The radiation in the space is formed by particles such as electrons, neutrons, protons, etc. emitted by various sources inside and outside the solar system. These particles are generally of high energy and the resulting radiation effects can not only cause degradation of the electronics, but can also lead to system failure.
Inside and outside the solar system, there are two main types of radiation generated by various radiation sources: solar radiation and the galaxy cosmic rays. The radiation to which electronic equipment in space is subjected comes mainly from the earth's radiation zone, the cosmic rays of the silver river, the sun particle events, etc. The satellite-borne system is easily interfered by an earth electromagnetic field, particularly the influence of an earth charged particle band (a Van Allen radiation band, wherein the height from the earth surface is 400-900 km for a proton concentration zone, and the height from the earth surface is 900-56000 km for an electron concentration zone), and the solar flare comprising a large number of high-energy protons and heavy ions can expand the influence of the Van Allen radiation band by 3 orders of magnitude. Cosmic rays (protons account for about 85%, a particles account for about 13%, and heavy nuclei account for about 2%) composed of heavy ions such as hydrogen and nickel are also very intense in radiation energy.
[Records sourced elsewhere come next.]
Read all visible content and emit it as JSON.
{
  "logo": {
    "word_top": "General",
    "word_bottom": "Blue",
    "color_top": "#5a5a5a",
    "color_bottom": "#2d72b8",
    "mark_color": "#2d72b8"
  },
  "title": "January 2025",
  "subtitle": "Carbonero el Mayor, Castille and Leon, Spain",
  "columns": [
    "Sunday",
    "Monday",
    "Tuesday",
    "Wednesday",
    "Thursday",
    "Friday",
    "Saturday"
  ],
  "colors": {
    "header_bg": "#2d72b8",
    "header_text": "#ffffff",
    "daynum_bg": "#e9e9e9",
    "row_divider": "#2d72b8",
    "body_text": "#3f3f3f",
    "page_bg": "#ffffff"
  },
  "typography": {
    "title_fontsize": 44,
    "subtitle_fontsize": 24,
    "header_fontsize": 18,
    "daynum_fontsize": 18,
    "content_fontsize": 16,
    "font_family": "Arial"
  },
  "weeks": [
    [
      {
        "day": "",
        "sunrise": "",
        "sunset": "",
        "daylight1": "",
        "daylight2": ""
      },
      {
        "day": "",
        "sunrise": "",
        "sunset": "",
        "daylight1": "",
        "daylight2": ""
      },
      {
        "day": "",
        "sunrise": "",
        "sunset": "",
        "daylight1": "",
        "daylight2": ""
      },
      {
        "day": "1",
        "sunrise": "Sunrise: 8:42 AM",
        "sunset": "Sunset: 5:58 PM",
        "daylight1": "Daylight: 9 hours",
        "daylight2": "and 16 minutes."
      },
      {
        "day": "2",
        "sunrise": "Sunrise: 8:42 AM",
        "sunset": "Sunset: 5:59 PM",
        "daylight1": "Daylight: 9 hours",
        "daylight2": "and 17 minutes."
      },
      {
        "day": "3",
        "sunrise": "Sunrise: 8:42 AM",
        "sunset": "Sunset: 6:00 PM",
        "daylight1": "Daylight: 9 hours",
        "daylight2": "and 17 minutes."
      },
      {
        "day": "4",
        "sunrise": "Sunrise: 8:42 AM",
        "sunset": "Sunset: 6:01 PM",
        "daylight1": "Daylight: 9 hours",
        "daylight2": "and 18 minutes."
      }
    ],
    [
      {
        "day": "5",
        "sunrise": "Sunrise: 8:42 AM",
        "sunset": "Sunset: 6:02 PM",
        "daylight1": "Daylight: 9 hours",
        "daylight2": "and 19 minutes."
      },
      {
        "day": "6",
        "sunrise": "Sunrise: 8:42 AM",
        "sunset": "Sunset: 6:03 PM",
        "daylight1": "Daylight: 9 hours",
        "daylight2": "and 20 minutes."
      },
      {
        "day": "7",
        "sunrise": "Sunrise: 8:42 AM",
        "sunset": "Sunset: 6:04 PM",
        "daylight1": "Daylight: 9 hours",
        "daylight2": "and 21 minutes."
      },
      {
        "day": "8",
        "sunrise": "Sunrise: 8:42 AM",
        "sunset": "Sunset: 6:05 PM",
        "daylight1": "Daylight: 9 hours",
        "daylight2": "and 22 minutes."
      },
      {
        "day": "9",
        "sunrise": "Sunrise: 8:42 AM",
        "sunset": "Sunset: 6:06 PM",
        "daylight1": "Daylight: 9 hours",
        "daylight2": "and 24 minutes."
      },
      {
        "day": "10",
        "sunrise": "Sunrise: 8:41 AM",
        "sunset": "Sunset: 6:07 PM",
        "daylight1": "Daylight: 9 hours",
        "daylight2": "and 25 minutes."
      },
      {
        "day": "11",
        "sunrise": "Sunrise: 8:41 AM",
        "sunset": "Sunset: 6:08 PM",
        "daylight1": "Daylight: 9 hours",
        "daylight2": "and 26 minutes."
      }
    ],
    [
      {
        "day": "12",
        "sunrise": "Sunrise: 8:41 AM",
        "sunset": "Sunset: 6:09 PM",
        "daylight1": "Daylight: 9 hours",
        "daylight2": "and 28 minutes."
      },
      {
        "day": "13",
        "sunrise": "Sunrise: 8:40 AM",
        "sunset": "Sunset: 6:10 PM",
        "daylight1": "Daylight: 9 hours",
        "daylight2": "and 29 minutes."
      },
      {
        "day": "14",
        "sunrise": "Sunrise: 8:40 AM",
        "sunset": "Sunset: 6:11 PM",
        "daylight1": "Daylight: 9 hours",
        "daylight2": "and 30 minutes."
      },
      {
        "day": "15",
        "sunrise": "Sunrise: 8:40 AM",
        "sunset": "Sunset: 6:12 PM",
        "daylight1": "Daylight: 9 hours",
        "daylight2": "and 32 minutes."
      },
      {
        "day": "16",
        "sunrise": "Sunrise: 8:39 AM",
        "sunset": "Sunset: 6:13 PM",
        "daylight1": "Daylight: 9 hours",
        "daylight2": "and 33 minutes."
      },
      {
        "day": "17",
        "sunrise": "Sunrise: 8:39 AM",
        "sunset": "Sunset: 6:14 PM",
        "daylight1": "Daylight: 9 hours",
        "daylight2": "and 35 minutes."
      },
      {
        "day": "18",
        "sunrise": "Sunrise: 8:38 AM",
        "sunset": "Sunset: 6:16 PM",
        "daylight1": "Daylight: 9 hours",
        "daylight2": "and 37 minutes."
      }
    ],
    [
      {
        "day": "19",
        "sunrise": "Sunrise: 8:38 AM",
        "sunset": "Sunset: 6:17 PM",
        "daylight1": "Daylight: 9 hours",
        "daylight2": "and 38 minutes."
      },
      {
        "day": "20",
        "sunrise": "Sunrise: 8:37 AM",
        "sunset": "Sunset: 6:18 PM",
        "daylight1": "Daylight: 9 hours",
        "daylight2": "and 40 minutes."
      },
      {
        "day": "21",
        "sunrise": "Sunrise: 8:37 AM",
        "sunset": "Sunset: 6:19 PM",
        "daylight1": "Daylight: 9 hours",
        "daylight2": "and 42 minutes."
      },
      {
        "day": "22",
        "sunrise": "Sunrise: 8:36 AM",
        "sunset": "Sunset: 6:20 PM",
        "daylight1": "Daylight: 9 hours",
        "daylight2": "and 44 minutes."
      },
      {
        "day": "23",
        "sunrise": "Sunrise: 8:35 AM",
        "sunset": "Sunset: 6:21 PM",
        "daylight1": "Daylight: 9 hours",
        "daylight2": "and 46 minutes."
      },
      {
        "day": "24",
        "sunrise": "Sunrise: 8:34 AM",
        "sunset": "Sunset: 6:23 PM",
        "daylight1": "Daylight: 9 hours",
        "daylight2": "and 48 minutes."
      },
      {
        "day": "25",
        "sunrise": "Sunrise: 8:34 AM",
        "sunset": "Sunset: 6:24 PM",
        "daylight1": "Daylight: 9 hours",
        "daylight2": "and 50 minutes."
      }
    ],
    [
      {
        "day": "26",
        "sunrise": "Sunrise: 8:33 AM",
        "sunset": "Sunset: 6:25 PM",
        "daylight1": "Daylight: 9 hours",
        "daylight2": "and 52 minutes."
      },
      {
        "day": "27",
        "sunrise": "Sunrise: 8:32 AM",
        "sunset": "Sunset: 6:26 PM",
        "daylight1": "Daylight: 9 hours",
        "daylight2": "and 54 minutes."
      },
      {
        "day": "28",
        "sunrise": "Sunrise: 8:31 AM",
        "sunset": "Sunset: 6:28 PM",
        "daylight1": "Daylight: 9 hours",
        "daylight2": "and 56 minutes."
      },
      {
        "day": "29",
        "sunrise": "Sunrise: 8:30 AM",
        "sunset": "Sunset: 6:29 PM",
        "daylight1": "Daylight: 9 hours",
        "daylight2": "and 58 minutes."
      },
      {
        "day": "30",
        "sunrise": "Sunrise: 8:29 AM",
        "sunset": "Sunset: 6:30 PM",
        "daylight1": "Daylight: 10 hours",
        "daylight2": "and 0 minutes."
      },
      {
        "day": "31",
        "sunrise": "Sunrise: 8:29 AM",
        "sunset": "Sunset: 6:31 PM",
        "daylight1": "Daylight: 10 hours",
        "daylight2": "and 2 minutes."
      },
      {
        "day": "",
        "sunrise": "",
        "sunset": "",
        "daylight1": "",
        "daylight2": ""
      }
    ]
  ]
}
The energy and types of particles in the space environment are quite wide, the aerospace equipment is greatly influenced by radiation, and the radiation effect is the first problem that needs to be considered in the design of aerospace weapon model software and test verification.
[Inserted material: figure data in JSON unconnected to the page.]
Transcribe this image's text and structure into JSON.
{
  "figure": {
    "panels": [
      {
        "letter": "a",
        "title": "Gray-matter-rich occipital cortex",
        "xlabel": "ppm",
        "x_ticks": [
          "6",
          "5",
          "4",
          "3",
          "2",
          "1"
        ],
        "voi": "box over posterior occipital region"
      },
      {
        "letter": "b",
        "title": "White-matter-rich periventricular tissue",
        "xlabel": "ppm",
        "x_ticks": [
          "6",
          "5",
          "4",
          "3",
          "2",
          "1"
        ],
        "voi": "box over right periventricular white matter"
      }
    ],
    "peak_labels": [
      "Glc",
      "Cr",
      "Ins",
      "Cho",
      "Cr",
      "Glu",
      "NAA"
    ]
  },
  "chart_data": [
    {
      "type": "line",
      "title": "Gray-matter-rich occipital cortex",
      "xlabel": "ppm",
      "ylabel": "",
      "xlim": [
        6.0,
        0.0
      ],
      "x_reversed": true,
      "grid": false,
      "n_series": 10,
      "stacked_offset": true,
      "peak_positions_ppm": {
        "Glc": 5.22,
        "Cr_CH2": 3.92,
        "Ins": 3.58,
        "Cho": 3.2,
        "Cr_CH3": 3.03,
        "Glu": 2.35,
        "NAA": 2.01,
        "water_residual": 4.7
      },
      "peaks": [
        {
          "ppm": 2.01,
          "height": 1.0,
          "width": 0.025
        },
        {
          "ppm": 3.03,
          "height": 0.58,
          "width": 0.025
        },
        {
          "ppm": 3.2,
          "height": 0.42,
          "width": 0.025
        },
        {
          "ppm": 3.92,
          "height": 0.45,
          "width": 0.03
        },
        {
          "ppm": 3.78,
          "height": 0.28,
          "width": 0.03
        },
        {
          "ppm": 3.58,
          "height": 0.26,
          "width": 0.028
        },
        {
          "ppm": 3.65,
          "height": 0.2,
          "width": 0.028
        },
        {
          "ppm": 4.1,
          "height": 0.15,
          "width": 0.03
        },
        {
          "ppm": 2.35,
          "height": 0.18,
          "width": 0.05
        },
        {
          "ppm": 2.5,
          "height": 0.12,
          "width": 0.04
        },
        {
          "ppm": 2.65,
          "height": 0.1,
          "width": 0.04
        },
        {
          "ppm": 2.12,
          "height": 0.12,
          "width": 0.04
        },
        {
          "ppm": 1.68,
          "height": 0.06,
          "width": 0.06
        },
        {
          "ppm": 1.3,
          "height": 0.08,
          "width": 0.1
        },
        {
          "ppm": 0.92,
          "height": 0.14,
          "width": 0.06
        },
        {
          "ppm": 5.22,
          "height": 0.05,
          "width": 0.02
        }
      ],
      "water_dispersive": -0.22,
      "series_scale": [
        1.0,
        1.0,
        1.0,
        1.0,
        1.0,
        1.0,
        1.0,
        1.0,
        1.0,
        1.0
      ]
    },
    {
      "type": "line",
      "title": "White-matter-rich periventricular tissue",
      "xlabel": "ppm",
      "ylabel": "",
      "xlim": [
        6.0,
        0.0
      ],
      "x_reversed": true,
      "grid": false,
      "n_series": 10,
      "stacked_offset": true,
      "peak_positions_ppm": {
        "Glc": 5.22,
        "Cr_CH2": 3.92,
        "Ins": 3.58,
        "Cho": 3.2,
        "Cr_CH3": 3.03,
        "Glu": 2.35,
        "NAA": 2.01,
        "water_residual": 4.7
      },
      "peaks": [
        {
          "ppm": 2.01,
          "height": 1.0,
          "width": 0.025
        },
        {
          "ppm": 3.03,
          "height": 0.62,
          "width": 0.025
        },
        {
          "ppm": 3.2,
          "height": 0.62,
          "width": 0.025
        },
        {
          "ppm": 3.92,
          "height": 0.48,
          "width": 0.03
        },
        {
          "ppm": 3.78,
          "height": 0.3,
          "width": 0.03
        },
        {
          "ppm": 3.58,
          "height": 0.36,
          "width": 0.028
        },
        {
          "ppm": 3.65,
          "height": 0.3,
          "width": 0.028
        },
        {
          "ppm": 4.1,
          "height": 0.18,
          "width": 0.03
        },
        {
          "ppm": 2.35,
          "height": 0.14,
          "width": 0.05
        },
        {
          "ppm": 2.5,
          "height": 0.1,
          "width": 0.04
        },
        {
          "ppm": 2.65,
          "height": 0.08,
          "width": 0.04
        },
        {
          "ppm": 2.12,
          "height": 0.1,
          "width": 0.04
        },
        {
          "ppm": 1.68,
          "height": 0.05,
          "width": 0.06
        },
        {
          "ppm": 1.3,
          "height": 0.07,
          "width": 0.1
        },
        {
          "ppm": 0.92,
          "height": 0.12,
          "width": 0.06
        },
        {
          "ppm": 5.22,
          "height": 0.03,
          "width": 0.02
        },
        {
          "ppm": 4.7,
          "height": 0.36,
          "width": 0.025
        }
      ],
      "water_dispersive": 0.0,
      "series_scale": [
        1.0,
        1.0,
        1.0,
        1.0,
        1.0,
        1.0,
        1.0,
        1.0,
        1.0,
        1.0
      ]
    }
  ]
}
The radiation effect can be roughly divided into two main categories, namely total dose accumulation effect and single particle effect according to different influence modes. The total dose accumulation effect is an effect that the electronic equipment is aged gradually when being in a high-intensity irradiation environment for a long time, and the single event effect refers to the state change of the electronic device caused by single high-energy particles and comprises three different effects of bit upset/single event upset, single event locking and single event breakdown.
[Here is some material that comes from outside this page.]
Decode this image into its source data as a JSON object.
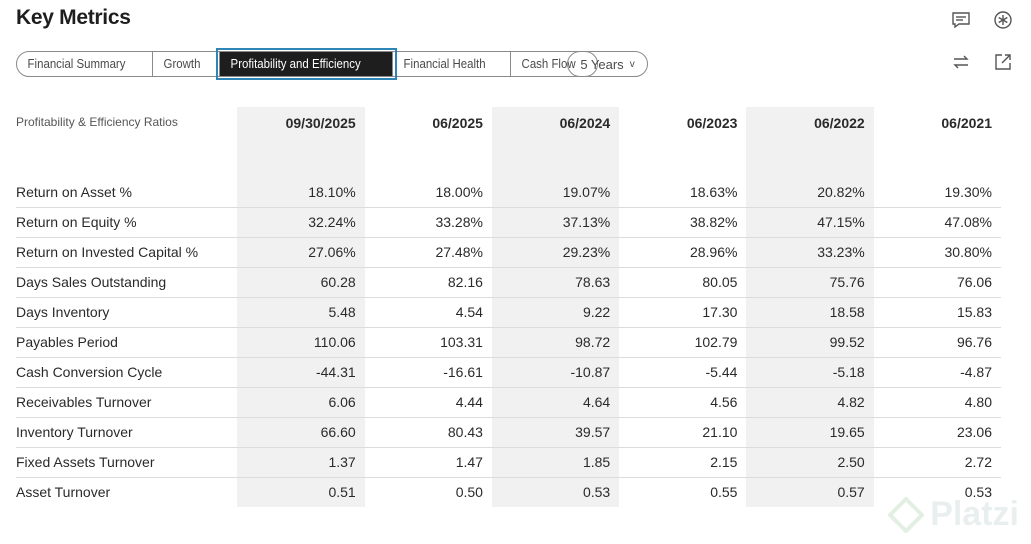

Transient faults are caused by single event upset, the transient faults can be avoided to a large extent by a software method, and bit upset accounts for the majority in the single event effect, so that the influence of the single event effect on an aerospace computer system can be reduced to a large extent by using a software fault tolerance method. The existing technical means for solving the single event effect include:
(1) data redundancy coding: various check codes such as hamming codes and cyclic codes are adopted to encode key data of the system, and automatic error correction is carried out when errors are detected in the data;
(2) and (3) memory redundancy allocation: key data are simultaneously distributed to three memory blocks to be used as redundant backup, and the data are output after being compared by a plurality of data blocks during data extraction;
(3) EDAC memory error detection: detecting abnormal memory data through an EDAC service or an EDAC kernel loading module, and when a single event upset effect is detected, recovering through a system backup mechanism;
(4) and (3) system level fault tolerance: and adopting heartbeat detection and state detection among the multi-stage systems, and restarting the system or starting a backup system to enable the system to continue to normally work when the single event upset effect of the host is detected.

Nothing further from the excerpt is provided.